- BPC incurs losses of Tk21 crore a day
- Loss against 1 litre diesel is Tk13
- Diesel price hike may impact Boro irrigation
- Price to rise to Tk75 per litre, from Tk65 per litre
- 3.4 million hectares of land irrigated by diesel-run pumps
After the prices of Liquefied Petroleum Gas (LPG) and furnace oil were hiked at the beginning of this month, authorities concerned are now eyeing an increase in diesel prices in the local market to adjust operating losses following a price surge in the global market.
The Bangladesh Petroleum Corporation (BPC), the state-owned lone fuel importer, has already asked the Energy and Mineral Resources Division to adjust the diesel price at the retailer level.
The BPC aims to increase the price to Tk75 per litre from the current Tk65.
The current price was fixed in 2016 when the price of crude oil was $43 to $45 per barrel in the global market. The rate now has risen to $85.
"Due to this surge in the global market, the BPC has incurred losses of around Tk21 crore each day and Tk600 crore a month," said Syed Mehdi Hasan, BPC director for Operations and Planning.
"Therefore, we informed the Energy and Mineral Resource Division of the issue and urged for its direction," he said.
The Ministry of Power, Energy and Mineral Resources, however, is yet to issue any directive.
Daily essential prices and livelihood costs will increase significantly if diesel price is hiked because agriculture and transportation sectors are largely dependent on the fuel, said Ghulam Rahman, chairmen of the Consumers Association of Bangladesh.
He said irrigation in the forthcoming Boro season may face a hurdle too because of a price hike.
Instead of increasing the price of fuel, he suggested stabilising the fuel market with the profits gained over the years when global oil prices were lower.
Earlier on 10 October, the Bangladesh Energy Regulatory Commission (BERC) increased the price of a 12kg LPG cylinder by Tk226 to Tk1,259.
It also increased the cooking gas price, adjusting for the massive hike of LPG's raw materials price in the international market.
On the other hand, the BPC increased the furnace oil price from Tk53 to Tk59 per litre on 8 October to adjust for the corporation's loss.
Furnace oil is largely consumed in both public and private power plants. Sources at the BPC said that despite the price hike, the corporation was still incurring a Tk5 loss in retailing per litre of furnace oil.
Along with the furnace oil price hike, the BPC also asked the ministry to increase the price of diesel and empower it in diesel price adjustment at a retail level.
At present, the BPC has the authority to adjust the prices of a few types of fuel including jet-1, furnace oil, marine fuel and bitumen.

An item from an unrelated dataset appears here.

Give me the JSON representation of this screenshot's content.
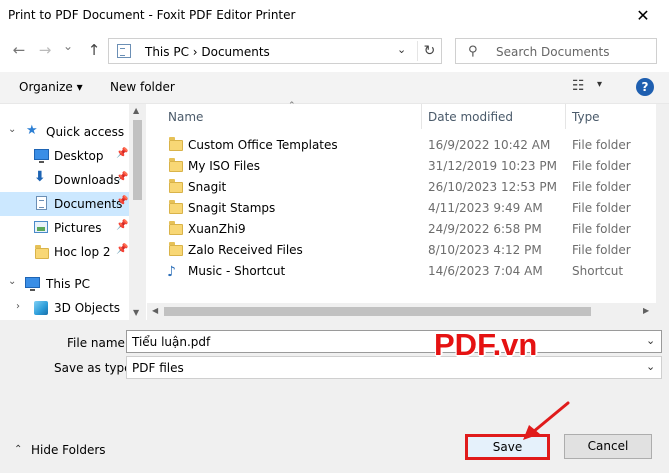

Whereas, the Energy and Mineral Resources Division holds the power over major types of fuel such as diesel, petrol, octane and kerosene – that directly impact consumers.
Impact on bus fares, transportation costs
Buses, trucks and vessels on waterways are the biggest users of diesel fuel in the country.
In 2020-21, the sector consumed around 40 lakh tonnes of fuel, whereas the country's total consumption was 63 lakh tonnes.
Therefore, the transportation sector, including goods transportation, will be largely impacted by a jump in diesel prices.
Irrigation in the Boro season to become pricier
On average, diesel demand during the irrigation season increases by five times in 16 districts in the northern regions.
Besides, diesel consumption also goes up in other parts of the country to run irrigation pumps.
Irrigation accounts for 43% of agriculture costs.
There are 13.4 lakh diesel-run irrigation pumps across the country for 34 lakh hectares of land, according to the Sustainable and Renewable Energy Development Authority data.
A total of 9.72 lakh tonnes of diesel oil was sold in the five irrigation months in 2020-21, which was 21.15% of the country's total diesel consumption.